Ramachandran: It comes from Serai, and every customer has to be onboarded by Serai. There is no financial information transferred from HSBC on customers coming into Serai. Every customer has to be onboarded again and we have to build the information we need. We are a fully-owned subsidiary of HSBC, but Serai is quite unique in terms of sitting completely outside of the bank, and developing a solution that’s not a banking solution, it’s a trade solution. There is no banking in our offering and there is no intention to become a bank.

 

GTR: What comes next?

Ramachandran: I don’t know what we could look like next year, because what we’re doing is so different from anything else that exists. What we’re trying to do is get a live product out on the market, get real customers to use it and see how it evolves with them. When I talk to companies and I tell them, we’d like you to come on, be an early adopter on the platform, I’m very clear: we haven’t spent multiple years building the perfect solution. The company was set up at the end of last year and our first equity injection was in January this year. So we’ve been live as a company for seven and a bit months. What we are building is a minimum viable product and the advantage of coming on as an early adopter is we will develop solutions with you. It’s going to be a very customer-led development, which is different from how large organisations typically build solutions. We know the problem set is real. We know customers experience challenges transacting internationally, finding new relationships, and exchanging information, and the problems expand beyond that to financing, logistics and procurement. We’ve picked a starting point which is to enable companies to showcase their business, helping them manage and build new relationships. That’s our starting point. How we evolve and where we evolve is going to be very user-driven.

A key point is that we are building the platform so that third parties can design solutions on it. We don’t want to own all the products on it. We are effectively building the canvas for companies to connect and then other partners can build a solution on it.

 

GTR: Why should a company join Serai?

Ramachandran: There aren’t any competing platforms trying to do this. We are not trying to intermediate the relationship between the buyer and the seller; we’re building a canvas that makes it easier for buyers and sellers to connect with each other.

 

GTR: Will these companies be HSBC clients?

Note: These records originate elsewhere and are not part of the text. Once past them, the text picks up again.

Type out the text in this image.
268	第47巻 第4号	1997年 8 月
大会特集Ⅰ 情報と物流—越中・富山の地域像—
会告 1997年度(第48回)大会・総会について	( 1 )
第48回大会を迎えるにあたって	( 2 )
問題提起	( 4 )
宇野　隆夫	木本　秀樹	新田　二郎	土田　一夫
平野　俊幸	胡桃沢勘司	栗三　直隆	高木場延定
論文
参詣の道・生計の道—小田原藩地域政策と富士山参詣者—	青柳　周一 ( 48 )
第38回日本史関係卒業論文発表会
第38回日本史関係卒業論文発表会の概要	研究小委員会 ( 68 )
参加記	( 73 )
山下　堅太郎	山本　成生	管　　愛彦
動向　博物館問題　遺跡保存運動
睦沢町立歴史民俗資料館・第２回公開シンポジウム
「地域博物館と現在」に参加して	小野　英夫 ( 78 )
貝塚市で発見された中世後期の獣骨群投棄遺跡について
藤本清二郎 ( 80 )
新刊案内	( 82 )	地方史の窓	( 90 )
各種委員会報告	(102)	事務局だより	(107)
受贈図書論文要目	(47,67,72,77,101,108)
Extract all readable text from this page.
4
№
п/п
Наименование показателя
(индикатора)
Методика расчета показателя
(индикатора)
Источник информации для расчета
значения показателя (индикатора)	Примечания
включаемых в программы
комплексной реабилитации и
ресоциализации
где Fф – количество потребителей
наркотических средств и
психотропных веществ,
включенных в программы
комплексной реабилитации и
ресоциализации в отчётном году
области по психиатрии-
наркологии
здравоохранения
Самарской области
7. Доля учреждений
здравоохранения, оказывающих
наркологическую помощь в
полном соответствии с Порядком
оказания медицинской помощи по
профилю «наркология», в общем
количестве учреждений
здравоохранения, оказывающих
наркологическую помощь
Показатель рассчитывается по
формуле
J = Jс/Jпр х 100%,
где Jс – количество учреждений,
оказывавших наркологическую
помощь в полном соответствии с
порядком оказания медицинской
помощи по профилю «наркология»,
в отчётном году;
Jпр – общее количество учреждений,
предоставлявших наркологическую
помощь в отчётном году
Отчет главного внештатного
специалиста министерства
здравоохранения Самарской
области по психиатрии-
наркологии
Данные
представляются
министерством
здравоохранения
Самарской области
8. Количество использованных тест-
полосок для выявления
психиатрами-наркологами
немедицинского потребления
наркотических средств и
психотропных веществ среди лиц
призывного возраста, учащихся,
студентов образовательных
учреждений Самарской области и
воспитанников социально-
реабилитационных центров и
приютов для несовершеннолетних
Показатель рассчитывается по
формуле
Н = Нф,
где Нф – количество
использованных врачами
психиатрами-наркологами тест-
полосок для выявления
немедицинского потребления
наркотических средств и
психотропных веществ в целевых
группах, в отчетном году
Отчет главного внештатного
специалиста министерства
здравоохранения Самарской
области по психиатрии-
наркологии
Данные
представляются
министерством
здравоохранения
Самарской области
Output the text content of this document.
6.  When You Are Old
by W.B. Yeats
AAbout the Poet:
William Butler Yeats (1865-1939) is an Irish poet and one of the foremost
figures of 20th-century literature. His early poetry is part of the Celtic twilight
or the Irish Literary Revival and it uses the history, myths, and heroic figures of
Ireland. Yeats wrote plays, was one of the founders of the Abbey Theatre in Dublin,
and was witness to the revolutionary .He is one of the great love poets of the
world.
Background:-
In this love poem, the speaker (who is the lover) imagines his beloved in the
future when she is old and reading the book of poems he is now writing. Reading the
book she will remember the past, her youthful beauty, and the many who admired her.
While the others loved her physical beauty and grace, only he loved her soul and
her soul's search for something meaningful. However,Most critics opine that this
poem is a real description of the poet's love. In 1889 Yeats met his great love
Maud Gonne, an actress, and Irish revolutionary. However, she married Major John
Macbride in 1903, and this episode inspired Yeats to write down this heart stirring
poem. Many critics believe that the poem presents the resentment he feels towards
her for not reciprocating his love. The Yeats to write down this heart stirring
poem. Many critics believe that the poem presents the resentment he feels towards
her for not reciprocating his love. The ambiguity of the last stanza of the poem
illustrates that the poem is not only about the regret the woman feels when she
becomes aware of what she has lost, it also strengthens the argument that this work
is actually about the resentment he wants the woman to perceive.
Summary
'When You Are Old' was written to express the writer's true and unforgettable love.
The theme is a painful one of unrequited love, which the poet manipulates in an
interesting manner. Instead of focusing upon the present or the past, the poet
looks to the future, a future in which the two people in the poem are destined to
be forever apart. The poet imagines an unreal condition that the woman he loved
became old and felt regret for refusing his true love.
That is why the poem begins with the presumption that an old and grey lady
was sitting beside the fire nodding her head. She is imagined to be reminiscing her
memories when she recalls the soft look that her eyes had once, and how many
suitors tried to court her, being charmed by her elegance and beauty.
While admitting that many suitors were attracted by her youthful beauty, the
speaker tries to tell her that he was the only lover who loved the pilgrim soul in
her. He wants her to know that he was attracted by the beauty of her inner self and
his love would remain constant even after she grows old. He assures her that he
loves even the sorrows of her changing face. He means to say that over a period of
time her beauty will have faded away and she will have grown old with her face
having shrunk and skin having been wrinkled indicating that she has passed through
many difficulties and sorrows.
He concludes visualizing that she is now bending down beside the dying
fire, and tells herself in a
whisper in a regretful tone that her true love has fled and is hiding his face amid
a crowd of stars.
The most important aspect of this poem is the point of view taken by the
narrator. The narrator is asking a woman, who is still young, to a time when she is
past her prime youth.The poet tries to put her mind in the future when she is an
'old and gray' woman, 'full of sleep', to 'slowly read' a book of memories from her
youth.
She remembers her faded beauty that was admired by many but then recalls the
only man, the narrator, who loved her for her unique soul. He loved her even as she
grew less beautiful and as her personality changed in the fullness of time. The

Ramachandran: These are Serai customers. Some of them will obviously bank with HSBC, but it’s not restricted to HSBC customers. There will be no sharing of customer data between HSBC and Serai and vice-versa. What HSBC brings to the table is expertise – we have people that have moved across from the bank. The HSBC connection brings credibility, which is a key factor in convincing companies that what you are building is looking into. That’s where having HSBC’s backing makes a huge difference.

 

GTR: Why would HSBC back such an initiative?

Ramachandran: Serai is a strategic initiative for the bank, and we have got backing at the highest levels of HSBC. It solves for a big non-banking trade problem that companies around the world are consistently expressing and it’s an opportunity to create a huge amount of value by serving that need.

 

GTR: What is the objective for Serai?

Ramachandran: What I’d like it to become is the go-to platform for B2B trade because there isn’t one today. We are a team of around 65 people now and there’s an element of working on a really difficult problem with a group of smart people in a fun environment which is really special.